"if you are neutral in situations of injustice, you have chosen
the side of the oppressor." - Desmond Tutu.

Pipeline, Site C issues are also about Indigenous rights Featured


It is pathetic to see how the two contentious issues - Kinder Morgan Pipeline and Site C dam - are being evaluated through a purely economic standpoint and the pragmatic lens of big business which controls not just the media, but also the political structure of this country.

Most of the time, people get swayed by what is served to them in the name of development and progress. And if this is not enough, fear tactics, such as spiralling gas prices, are used to alter public opinion in support of the pipeline.

This has polarized Canadian society completely, and the minority groups, especially those from immigrant and non-indigenous communities, are no different. Many of them also support controversial projects, like Kinder Morgan and Site C, just for the sake of being part of the mainstream discourse that is being throttled down cunningly by the rich and powerful.

It’s a shame that a broader section among the settler immigrants, who are so passionate about their minority rights, won’t see that the opposition to these projects is coming from another most important minority community: indigenous peoples who make merely four percent of the Canadian population, despite being the original habitants of this land.

The indigenous communities have been consistently fighting against occupation of their traditional lands and attempts to push through development projects into their territories without informed consent. 

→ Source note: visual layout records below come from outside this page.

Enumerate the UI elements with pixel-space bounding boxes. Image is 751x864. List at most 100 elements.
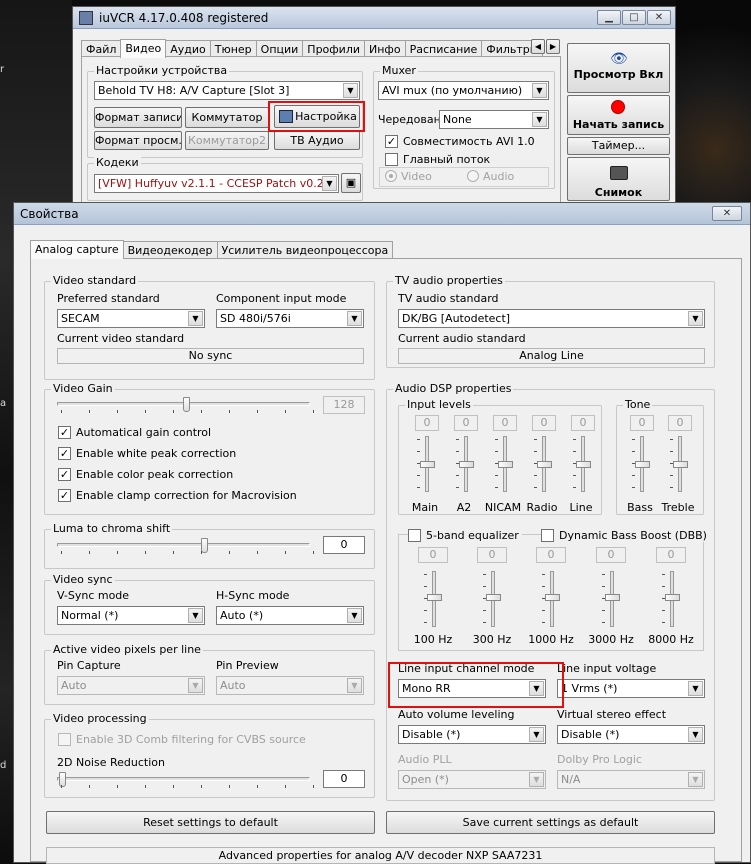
slider-tick	[285, 410, 286, 413]
pin-capture-select[interactable]: Auto ▼	[57, 676, 205, 695]
level-slider-nicam[interactable]	[498, 461, 513, 468]
luma-chroma-slider[interactable]	[201, 538, 208, 553]
eq-label: 1000 Hz	[528, 633, 574, 646]
comb-filter-checkbox[interactable]: Enable 3D Comb filtering for CVBS source	[58, 733, 306, 746]
eq-tick	[662, 610, 665, 611]
eq-value[interactable]: 0	[477, 547, 507, 563]
device-select[interactable]: Behold TV H8: A/V Capture [Slot 3] ▼	[94, 81, 360, 100]
dolby-select[interactable]: N/A ▼	[557, 770, 705, 789]
desktop-edge-text: d	[0, 760, 7, 771]
tone-slider-bass[interactable]	[635, 461, 650, 468]
level-value-main[interactable]: 0	[415, 415, 439, 431]
v-sync-select[interactable]: Normal (*) ▼	[57, 606, 205, 625]
level-slider-radio[interactable]	[537, 461, 552, 468]
level-value-nicam[interactable]: 0	[493, 415, 517, 431]
tone-tick	[670, 487, 673, 488]
eq-slider[interactable]	[605, 594, 620, 601]
eq-tick	[483, 574, 486, 575]
tab-schedule[interactable]: Расписание	[404, 40, 483, 57]
tv-audio-standard-select[interactable]: DK/BG [Autodetect] ▼	[398, 309, 705, 328]
level-value-a2[interactable]: 0	[454, 415, 478, 431]
eq-slider[interactable]	[486, 594, 501, 601]
preferred-standard-select[interactable]: SECAM ▼	[57, 309, 205, 328]
current-audio-standard-value: Analog Line	[398, 348, 705, 364]
white-peak-checkbox[interactable]: ✓ Enable white peak correction	[58, 447, 236, 460]
tab-options[interactable]: Опции	[255, 40, 304, 57]
reset-defaults-button[interactable]: Reset settings to default	[46, 811, 375, 834]
component-input-select[interactable]: SD 480i/576i ▼	[216, 309, 364, 328]
virtual-stereo-select[interactable]: Disable (*) ▼	[557, 725, 705, 744]
interleave-select[interactable]: None ▼	[439, 110, 549, 129]
dialog-close-button[interactable]: ✕	[712, 206, 742, 221]
eq-value[interactable]: 0	[596, 547, 626, 563]
switch2-button[interactable]: Коммутатор2	[185, 131, 269, 150]
level-value-radio[interactable]: 0	[532, 415, 556, 431]
auto-gain-checkbox[interactable]: ✓ Automatical gain control	[58, 426, 211, 439]
clamp-checkbox[interactable]: ✓ Enable clamp correction for Macrovision	[58, 489, 297, 502]
tab-audio[interactable]: Аудио	[165, 40, 211, 57]
tab-info[interactable]: Инфо	[364, 40, 406, 57]
tone-value-bass[interactable]: 0	[630, 415, 654, 431]
timer-button[interactable]: Таймер...	[567, 137, 670, 155]
slider-tick	[229, 785, 230, 788]
level-slider-line[interactable]	[576, 461, 591, 468]
level-value-line[interactable]: 0	[571, 415, 595, 431]
video-gain-slider[interactable]	[183, 397, 190, 412]
format-record-button[interactable]: Формат записи	[94, 107, 182, 128]
checkbox-icon	[385, 153, 398, 166]
codec-config-button[interactable]: ▣	[341, 173, 361, 193]
avl-select[interactable]: Disable (*) ▼	[398, 725, 546, 744]
level-slider-main[interactable]	[420, 461, 435, 468]
eq-label: 300 Hz	[472, 633, 512, 646]
eq-slider[interactable]	[545, 594, 560, 601]
tv-audio-button[interactable]: ТВ Аудио	[274, 131, 360, 150]
color-peak-checkbox[interactable]: ✓ Enable color peak correction	[58, 468, 233, 481]
slider-tick	[145, 410, 146, 413]
format-view-button[interactable]: Формат просм.	[94, 131, 182, 150]
tab-video[interactable]: Видео	[120, 39, 167, 58]
line-voltage-select[interactable]: 1 Vrms (*) ▼	[557, 679, 705, 698]
tab-file[interactable]: Файл	[81, 40, 122, 57]
tab-tuner[interactable]: Тюнер	[209, 40, 257, 57]
tab-video-amplifier[interactable]: Усилитель видеопроцессора	[216, 241, 394, 258]
tone-value-treble[interactable]: 0	[668, 415, 692, 431]
dbb-checkbox[interactable]: Dynamic Bass Boost (DBB)	[541, 529, 710, 542]
eq-value[interactable]: 0	[418, 547, 448, 563]
tabs-scroll-right-button[interactable]: ▶	[546, 39, 560, 54]
pin-preview-select[interactable]: Auto ▼	[216, 676, 364, 695]
close-button[interactable]: ✕	[647, 10, 671, 25]
level-slider-a2[interactable]	[459, 461, 474, 468]
tone-tick	[632, 487, 635, 488]
switch-button[interactable]: Коммутатор	[185, 107, 269, 128]
luma-chroma-value[interactable]: 0	[323, 536, 365, 554]
eq-slider[interactable]	[665, 594, 680, 601]
video-radio[interactable]: Video	[385, 170, 432, 183]
main-stream-checkbox[interactable]: Главный поток	[385, 153, 490, 166]
eq-value[interactable]: 0	[656, 547, 686, 563]
tab-video-decoder[interactable]: Видеодекодер	[122, 241, 218, 258]
noise-reduction-value[interactable]: 0	[323, 770, 365, 788]
maximize-button[interactable]: □	[622, 10, 646, 25]
save-defaults-button[interactable]: Save current settings as default	[386, 811, 715, 834]
minimize-button[interactable]: ▁	[597, 10, 621, 25]
level-tick	[573, 475, 576, 476]
muxer-select[interactable]: AVI mux (по умолчанию) ▼	[378, 81, 549, 100]
audio-radio[interactable]: Audio	[467, 170, 514, 183]
device-settings-label: Настройки устройства	[94, 64, 230, 77]
properties-dialog: Свойства ✕ Analog capture Видеодекодер У…	[13, 202, 751, 864]
codec-select[interactable]: [VFW] Huffyuv v2.1.1 - CCESP Patch v0.2.…	[94, 174, 339, 193]
video-gain-value[interactable]: 128	[323, 396, 365, 414]
eq-slider[interactable]	[427, 594, 442, 601]
avi-compat-checkbox[interactable]: ✓ Совместимость AVI 1.0	[385, 135, 535, 148]
audio-pll-select[interactable]: Open (*) ▼	[398, 770, 546, 789]
tab-analog-capture[interactable]: Analog capture	[30, 240, 124, 259]
tab-profiles[interactable]: Профили	[302, 40, 366, 57]
eq-value[interactable]: 0	[536, 547, 566, 563]
tone-slider-treble[interactable]	[673, 461, 688, 468]
h-sync-select[interactable]: Auto (*) ▼	[216, 606, 364, 625]
preview-button[interactable]: 👁 Просмотр Вкл	[567, 43, 670, 93]
snapshot-button[interactable]: Снимок	[567, 157, 670, 201]
record-button[interactable]: Начать запись	[567, 95, 670, 135]
equalizer-checkbox[interactable]: 5-band equalizer	[408, 529, 522, 542]
tabs-scroll-left-button[interactable]: ◀	[531, 39, 545, 54]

In spite of the fact that the development model of the dominant society has already done enough harm to the environment, creating problems like global warming and climate change, we remain skeptical to the political strength of the First Nations to dismantle such destructive models and provide us better alternatives. 

During such hard times, when we should actually be relying on the leadership of the First Nations who hold the key to keep Mother Earth safe and healthy, we continue to ignore their skills, despite  knowing well that they are much closer to nature and the land.

The way Kinder Morgan and Site C dam are being projected as symbols of development by ignoring the concerns of the indigenous groups, the governments in BC, Alberta and Ottawa are showing that they are no different from the colonial governments of the past.

It goes to the credit of the BC’s New Democratic Premier John Horgan that he has taken a strong stand against Kinder Morgan, yet he cannot escape the blame of giving a green signal to Site C dam. Likewise, Horgan’s party colleague, Alberta Premier Rachel Notley, may be a progressive leader as against others in electoral politics, but she continues to overlook the interests of the indigenous communities who are opposing Kinder Morgan.

Prime Minister Justin Trudeau, in spite of his humanitarian approach toward minorities and indigenous communities as against the previous Conservative leader of the country, has also failed to keep his words on nation to nation consultation with the First Nations on such ticklish issues.

Horgan supports Site C, while Notley and Trudeau support Kinder Morgan, which brings them on the same page when it comes to addressing the issues of the First Nations. Their only common defence to this charge would be that some First Nation groups are on their side. But who cares? Racist politicians like Donald Trump also have some Muslims, Mexicans and Blacks on their side. This is nothing but the politics of showcasing and photo ops.

It is time to stand up and call spade, a spade. If Canada really means what it says, it must stand up to show that it respects its indigenous population. The apologies for historical wrongs won’t do. Politicians of all stripes, left, center or right will have to fix this problem. Racism against indigenous communities is deeply entrenched in our political structure and we must acknowledge it and try to remove it honestly rather than repeating the mistakes of colonial masters in a more sophisticated manner.


Above all, the minorities who are so concerned about their own existence and rights in Canada should stand up for the Indigenous Peoples, who are the actual stewards of this country, and make Canada accountable for not doing enough to fulfill its responsibilities under the United Nations Declaration on the Rights of Indigenous Peoples.